Just think of how many people and places and situations we look upon, or come into contact with each day, that we simply judge by appearances.  We are especially prone to this when either we are so “familiar” that we wouldn’t think to see anything beyond our familiarities, or when we are so “distant” from someone or something that we can’t bother to take the time to know or understand what may be hidden beyond the first glance we take. 

            And yet, God’s most preferred means of revelation seems to come about by upsetting our expectations, asking us to see with more than our eyes, challenging us to mistrust our first impressions, and reminding us that appearances are often deceiving.
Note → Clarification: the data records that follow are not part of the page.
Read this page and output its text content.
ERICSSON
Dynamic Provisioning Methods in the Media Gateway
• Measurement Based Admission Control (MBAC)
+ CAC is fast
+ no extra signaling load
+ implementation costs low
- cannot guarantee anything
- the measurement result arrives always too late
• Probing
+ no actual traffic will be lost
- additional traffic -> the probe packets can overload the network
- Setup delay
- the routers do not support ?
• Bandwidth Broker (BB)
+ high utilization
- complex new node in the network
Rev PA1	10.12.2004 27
            Is it any wonder then that we often “show up late” for the really important things in our lives?  While we try to survive on a minimum amount of seeing beyond appearances, God is busy offering life and love to those with the patience and insight to second-guess what comes with the first glance.  Where we are satisfied, God is stirring up disturbance.  Where we are disturbed, God is laying a foundation for peace and consolation.  Where we are snuggling in with our set formulae and regulations, God is opening the back door for rule-breakers.  Where we are making plans, God is lovingly chuckling and then rewriting them.
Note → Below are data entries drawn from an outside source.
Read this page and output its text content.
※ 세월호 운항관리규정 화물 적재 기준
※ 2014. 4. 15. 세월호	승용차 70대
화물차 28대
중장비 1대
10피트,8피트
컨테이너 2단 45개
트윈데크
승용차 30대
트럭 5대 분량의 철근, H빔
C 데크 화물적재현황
            Perhaps it was only a 25¢ mistake, but in all honesty, judging my appearance to be that of a newly christened AARP member, pricked my vanity.  But it was also a not-so-subtle reminder, in the midst of this season of surprises, that appearances can be deceiving—not only when dealing with adolescent McDonald’s cashiers, but clearly with God, who surprises us all with a baby in swaddling clothes and laying in a feed trough!